Why do you need a VIN?
Back in the days, the purpose of a VIN was to create a criminal-proof and unique identity for each car, to avoid fraud and to prevent people from passing a vehicle off for something that it was not (a better one usually). In present times, the VIN is important when you want to sell or buy a used car, as you can use it as security for the loan.
Even if the car has been re-registered, is does not matter, as the loan applies to the car itself. If you just check the Personal Property Securities Register, you can quickly find out if you have any money left to pay for that particular car. You can also discover if the vehicle has suffered any accidents that can make it unsafe or that can prevent you from being able to register it using the Written Off Vehicle Register.
The history of your car in a number
The VIN can show your car's past and even its manufacturing history. The VIN can tell you where the vehicle was built. Each country and auto maker have claimed a specific sequence of numbers and letters which will give up the car's identity: Z for Italy, 6 for Australia, S for England, V for France, ZAR for Alfa Romeo or 6G1 for the nearly departed Holden.
The next sequence is the chassis code or model: F for VF Commodore or 937 for Alfa Romeo chassis. The next number is the standard equipment included, such as the interior trim and the engine, which will ensure the legitimacy and originality of the car.
VIN from the past to the present
The Vehicle Identification Number was standardised in the 1980s, but the order of the sequences has changed over time. That is why it will be a little harder to ascertain which letters and numbers refer to which bits.
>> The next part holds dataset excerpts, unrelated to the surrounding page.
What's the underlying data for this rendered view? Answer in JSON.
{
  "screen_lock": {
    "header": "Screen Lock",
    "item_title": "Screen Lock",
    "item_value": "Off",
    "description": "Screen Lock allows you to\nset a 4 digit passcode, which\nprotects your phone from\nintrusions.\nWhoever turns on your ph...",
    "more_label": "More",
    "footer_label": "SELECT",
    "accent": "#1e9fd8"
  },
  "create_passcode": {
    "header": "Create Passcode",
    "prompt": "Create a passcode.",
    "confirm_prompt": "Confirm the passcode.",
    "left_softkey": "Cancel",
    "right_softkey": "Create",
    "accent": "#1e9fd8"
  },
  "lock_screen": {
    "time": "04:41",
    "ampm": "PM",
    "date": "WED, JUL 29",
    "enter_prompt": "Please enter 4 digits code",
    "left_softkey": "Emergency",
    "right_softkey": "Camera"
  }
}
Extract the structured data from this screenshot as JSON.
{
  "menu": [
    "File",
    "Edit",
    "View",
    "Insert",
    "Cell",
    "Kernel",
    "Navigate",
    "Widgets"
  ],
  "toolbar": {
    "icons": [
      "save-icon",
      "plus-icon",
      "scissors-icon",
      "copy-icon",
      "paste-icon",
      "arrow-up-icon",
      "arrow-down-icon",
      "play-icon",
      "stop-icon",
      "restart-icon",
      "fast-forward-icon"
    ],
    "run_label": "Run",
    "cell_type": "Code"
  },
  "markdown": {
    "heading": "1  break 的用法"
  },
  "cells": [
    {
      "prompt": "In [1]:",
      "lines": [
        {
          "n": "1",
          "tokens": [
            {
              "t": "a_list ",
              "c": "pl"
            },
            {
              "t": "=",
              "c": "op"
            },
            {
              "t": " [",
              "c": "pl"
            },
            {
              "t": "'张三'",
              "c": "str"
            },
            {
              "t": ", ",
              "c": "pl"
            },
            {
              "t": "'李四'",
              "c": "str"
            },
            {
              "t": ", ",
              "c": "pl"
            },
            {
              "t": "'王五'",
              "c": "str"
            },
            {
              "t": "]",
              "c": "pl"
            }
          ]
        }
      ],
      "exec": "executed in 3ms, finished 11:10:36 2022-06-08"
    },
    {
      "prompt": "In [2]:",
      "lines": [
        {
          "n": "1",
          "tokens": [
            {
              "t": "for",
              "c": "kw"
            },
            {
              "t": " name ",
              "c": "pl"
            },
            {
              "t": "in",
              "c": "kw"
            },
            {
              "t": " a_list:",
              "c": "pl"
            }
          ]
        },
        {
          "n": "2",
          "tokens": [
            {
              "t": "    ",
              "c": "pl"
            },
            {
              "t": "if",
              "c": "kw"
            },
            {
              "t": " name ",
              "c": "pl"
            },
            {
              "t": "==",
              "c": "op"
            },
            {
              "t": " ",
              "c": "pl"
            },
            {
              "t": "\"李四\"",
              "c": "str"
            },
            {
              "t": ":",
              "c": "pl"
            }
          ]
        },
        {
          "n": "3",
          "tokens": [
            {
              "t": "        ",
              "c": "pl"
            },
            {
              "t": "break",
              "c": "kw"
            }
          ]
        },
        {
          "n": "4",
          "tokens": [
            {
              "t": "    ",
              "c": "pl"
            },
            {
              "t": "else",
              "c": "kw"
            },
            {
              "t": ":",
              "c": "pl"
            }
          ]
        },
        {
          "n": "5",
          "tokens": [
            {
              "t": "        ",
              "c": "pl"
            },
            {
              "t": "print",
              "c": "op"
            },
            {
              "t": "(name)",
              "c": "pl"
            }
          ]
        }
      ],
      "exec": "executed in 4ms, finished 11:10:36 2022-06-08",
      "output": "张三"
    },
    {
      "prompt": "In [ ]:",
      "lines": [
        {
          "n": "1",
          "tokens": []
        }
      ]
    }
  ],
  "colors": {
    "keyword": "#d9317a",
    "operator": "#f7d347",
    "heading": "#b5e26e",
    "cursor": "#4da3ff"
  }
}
These days, the VIN plays a significant role in recalls. So, when the manufacturer realises that there is a defective part in a certain model, they will call back the vehicles for repairs or replacement. The VIN helps the auto maker know where each vehicle stands in the production run and which ones to recall. In such a situation, the companies usually set up a website where you can input your car's VIN and find out if you are one of the unlucky.
The Vehicle Identification Number, although many times ignored by car owners, plays a critical role in fighting fraud and in keeping the car and its passengers safe.